Jestem absolwentem Psychologii na Uniwersytecie
Jagiellońskim w Krakowie. Ukończyłem czteroletnią Szkołę
Psychoterapii Psychodynamicznej prowadzoną przez Krakowskie
Centrum Psychodynamiczne (znajdujących się pod bezpośrednią
opieką merytoryczną Dr. Piotra Drozdowskiego i szczycących
się w latach świetności unikalnym, na skalę światową,
podejściem do psychoterapii psychodynamicznej), uzyskując
Dyplom Psychoterapeuty Psychodynamicznego. Szkoła
Psychoterapii Psychodynamicznej jest rekomendowana przez
Polskie Towarzystwo Psychologiczne oraz Polskie Towarzystwo
Psychoterapii Psychodynamicznej. Jestem członkiem zwyczajnym
Polskiego Towarzystwa Psychoterapii Psychodynamicznej.

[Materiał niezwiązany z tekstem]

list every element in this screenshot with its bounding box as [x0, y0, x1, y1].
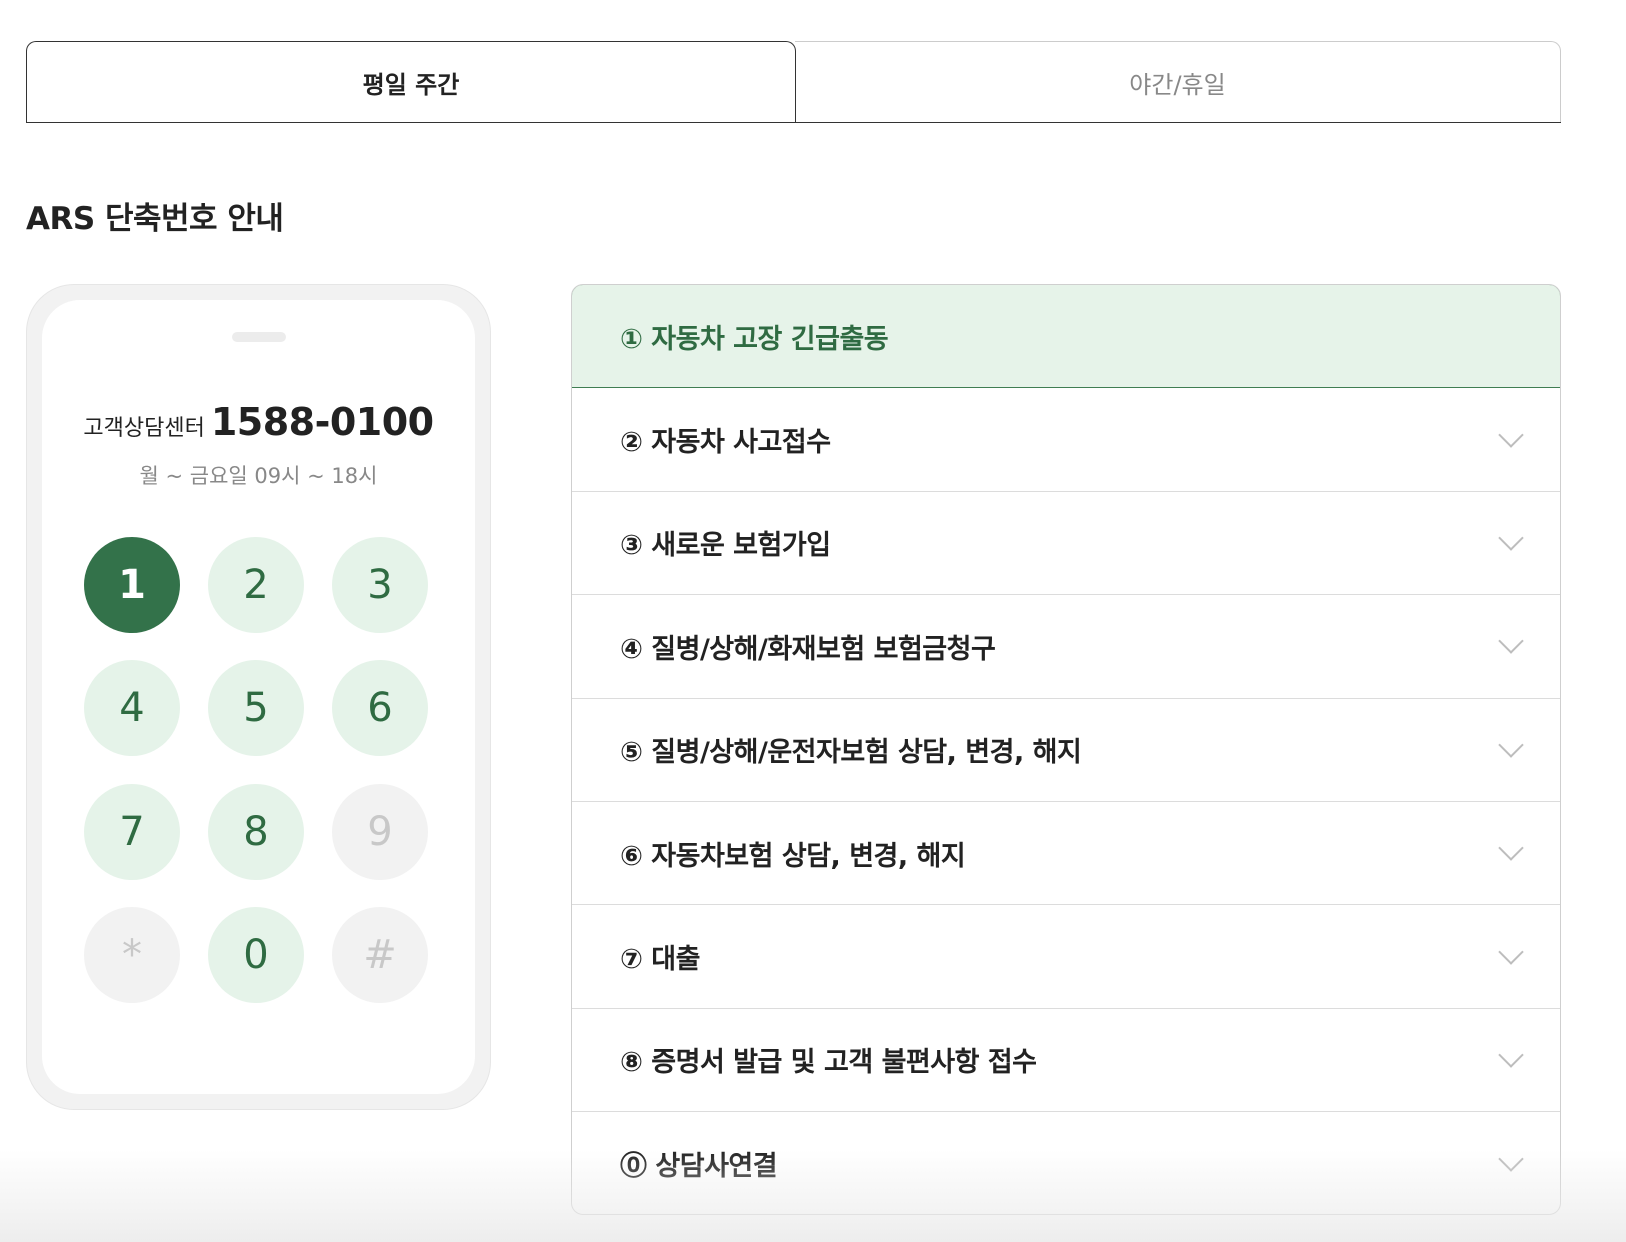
tab-weekday-daytime[interactable]: 평일 주간 [26, 41, 796, 123]
menu-item-label: ③ 새로운 보험가입 [620, 530, 831, 562]
menu-item-health-consult[interactable]: ⑤ 질병/상해/운전자보험 상담, 변경, 해지 [572, 699, 1560, 802]
phone-mockup: 고객상담센터 1588-0100 월 ~ 금요일 09시 ~ 18시 1 2 3 … [26, 284, 491, 1110]
chevron-down-icon [1498, 732, 1524, 758]
key-1[interactable]: 1 [84, 537, 180, 633]
keypad: 1 2 3 4 5 6 7 8 9 * 0 # [42, 300, 475, 1094]
time-tabs: 평일 주간 야간/휴일 [26, 41, 1561, 123]
menu-item-label: ⑦ 대출 [620, 944, 700, 976]
key-6[interactable]: 6 [332, 660, 428, 756]
menu-item-label: ⓪ 상담사연결 [620, 1151, 778, 1183]
key-5[interactable]: 5 [208, 660, 304, 756]
menu-item-auto-consult[interactable]: ⑥ 자동차보험 상담, 변경, 해지 [572, 802, 1560, 906]
key-hash: # [332, 907, 428, 1003]
phone-screen: 고객상담센터 1588-0100 월 ~ 금요일 09시 ~ 18시 1 2 3 … [42, 300, 475, 1094]
menu-item-new-insurance[interactable]: ③ 새로운 보험가입 [572, 492, 1560, 596]
menu-item-roadside-assistance[interactable]: ① 자동차 고장 긴급출동 [572, 285, 1560, 389]
menu-item-loan[interactable]: ⑦ 대출 [572, 905, 1560, 1009]
menu-item-label: ① 자동차 고장 긴급출동 [620, 323, 889, 355]
ars-menu-accordion: ① 자동차 고장 긴급출동 ② 자동차 사고접수 ③ 새로운 보험가입 ④ 질병… [571, 284, 1561, 1215]
menu-item-label: ② 자동차 사고접수 [620, 427, 831, 459]
tabs-divider [26, 121, 1561, 123]
chevron-down-icon [1498, 628, 1524, 655]
chevron-down-icon [1498, 938, 1524, 965]
chevron-down-icon [1498, 525, 1524, 551]
menu-item-certificates[interactable]: ⑧ 증명서 발급 및 고객 불편사항 접수 [572, 1009, 1560, 1113]
menu-item-label: ④ 질병/상해/화재보험 보험금청구 [620, 633, 996, 665]
menu-item-label: ⑤ 질병/상해/운전자보험 상담, 변경, 해지 [620, 737, 1082, 769]
section-title: ARS 단축번호 안내 [26, 201, 284, 237]
menu-item-claim[interactable]: ④ 질병/상해/화재보험 보험금청구 [572, 595, 1560, 699]
key-star: * [84, 907, 180, 1003]
menu-item-label: ⑧ 증명서 발급 및 고객 불편사항 접수 [620, 1047, 1037, 1079]
key-9: 9 [332, 784, 428, 880]
tab-night-holiday[interactable]: 야간/휴일 [795, 41, 1561, 123]
key-8[interactable]: 8 [208, 784, 304, 880]
menu-item-accident-report[interactable]: ② 자동차 사고접수 [572, 388, 1560, 492]
chevron-down-icon [1498, 1146, 1524, 1172]
chevron-down-icon [1498, 1042, 1524, 1068]
chevron-down-icon [1498, 835, 1524, 861]
chevron-down-icon [1498, 421, 1524, 448]
key-3[interactable]: 3 [332, 537, 428, 633]
key-4[interactable]: 4 [84, 660, 180, 756]
key-0[interactable]: 0 [208, 907, 304, 1003]
key-2[interactable]: 2 [208, 537, 304, 633]
key-7[interactable]: 7 [84, 784, 180, 880]
menu-item-agent[interactable]: ⓪ 상담사연결 [572, 1112, 1560, 1214]
menu-item-label: ⑥ 자동차보험 상담, 변경, 해지 [620, 840, 966, 872]
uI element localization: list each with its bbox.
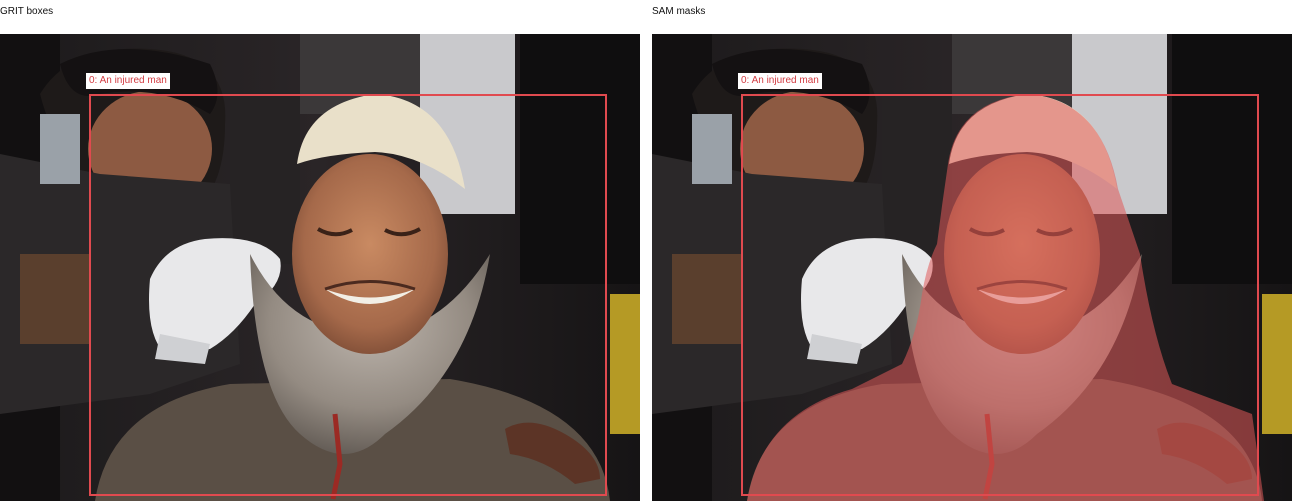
panel-title-grit: GRIT boxes xyxy=(0,6,54,17)
grit-panel: 0: An injured man xyxy=(0,34,640,501)
bounding-box xyxy=(89,94,607,496)
sam-panel: 0: An injured man xyxy=(652,34,1292,501)
bounding-box-label: 0: An injured man xyxy=(86,73,170,89)
panel-title-sam: SAM masks xyxy=(652,6,706,17)
figure: GRIT boxes 0: An injured man SAM masks 0… xyxy=(0,0,1292,501)
bounding-box xyxy=(741,94,1259,496)
bounding-box-label: 0: An injured man xyxy=(738,73,822,89)
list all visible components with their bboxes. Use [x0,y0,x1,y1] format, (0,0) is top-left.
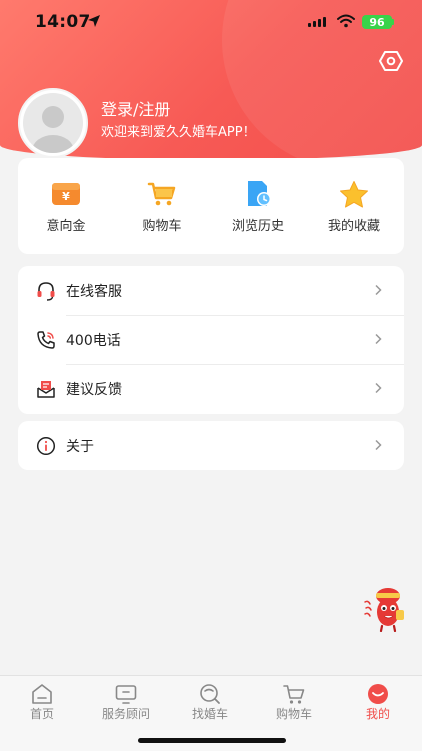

Jako psychoterapeuta pracuję od ponad 15 lat. Doświadczenie
zawodowe zdobywałem w następujących miejscach: poradnia
zdrowia psychicznego, ośrodek interwencji kryzysowej,
ośrodek pomocy społecznej, ośrodek wsparcia dziecka i
rodziny, ośrodek wsparcia i terapii rodzin, ośrodek
opiekuńczo-wychowawczy, ośrodek psychoterapii dzieci i
młodzieży, oddział rehabilitacji neurologicznej, centrum
psychologii i psychoterapii, a ponadto w prywatnej praktyce
specjalistycznej. Prowadzę psychoterapię indywidualną osób
dorosłych i młodzieży, a swoją pracę poddaję regularnej
superwizji. W sferze etyki pracy przestrzegam Kodeksu
Etyczno-Zawodowego Psychologa oraz Aksjologii
Psychoterapeuty Psychodynamicznego. Praca psychologa i
psychoterapeuty objęta jest tajemnicą zawodową.
O mnie
...Praca z ludźmi, a już w szczególności praca psychoterapeutyczna, wymaga nieustającej uważności oraz wrażliwości, i wiąże się z wielką odpowiedzialnością. W czasach nam współczesnych, gdy na świecie dokonują się fundamentalne cywilizacyjne zmiany a kulturowe osiągnięcia przestają zapewniać bezpieczeństwo i oparcie, a w konsekwencji coś, co powinno być zwyczajne i naturalne, jawi się jako puste, nieprawdziwe, instrumentalne, mające uwieść, zdobyć, posiąść, coraz częściej bronimy się nie wierząc słowom ani drugiemu. Stajemy się coraz bardziej samotni. Zobojętniali. Nierzadko dajemy się omamić temu, co najbardziej głośne, krzykliwe albo drogie. Zapobiegawczo nie dajemy sobie wiele czasu do namysłu. Tymczasem nie tak powinno być. Nie może być człowiek środkiem do celu, gdyż celem jest człowiek. Ecce homo – „oto człowiek" – jakie te słowa mają brzmienie! Jakim brzemieniem prawdy owe "oto człowiek" obarcza osobiste zaangażowanie w jego sprawy i jak doniosłą czyni relację z nim; jakie czyni przemienienie! Człowiek, który jest, który być może, który cierpi, który się broni, który się zagubił, który nie wie, który się boi, który szuka drogi; człowiek, który człowiekiem się staje. Dla mnie, będącego niegdyś uderzonym śmiałą myślą Karola Ludwika Konińskiego: "Umiesz żyć, jak powinieneś żyć, albo nie żyj!", które to zdarzenie odcisnęło na mnie wewnętrzne piętno, stwarzając poniewczasie sytuację specyficznego życiowego samookreślenia oraz bezwzględnej odpowiedzialności; oto dla mnie praca z ludźmi stanowi honor, natomiast odwzajemniona życzliwość, zainteresowanie oraz chęć wysłuchania – każdego z osobna na wskroś niepowtarzalnego i wyjątkowego – pozwalają umniejszyć taki sam rodzaj strachu, jaki jest w Tobie: czy będę potrafił Ci pomóc i czy Ci pomogę...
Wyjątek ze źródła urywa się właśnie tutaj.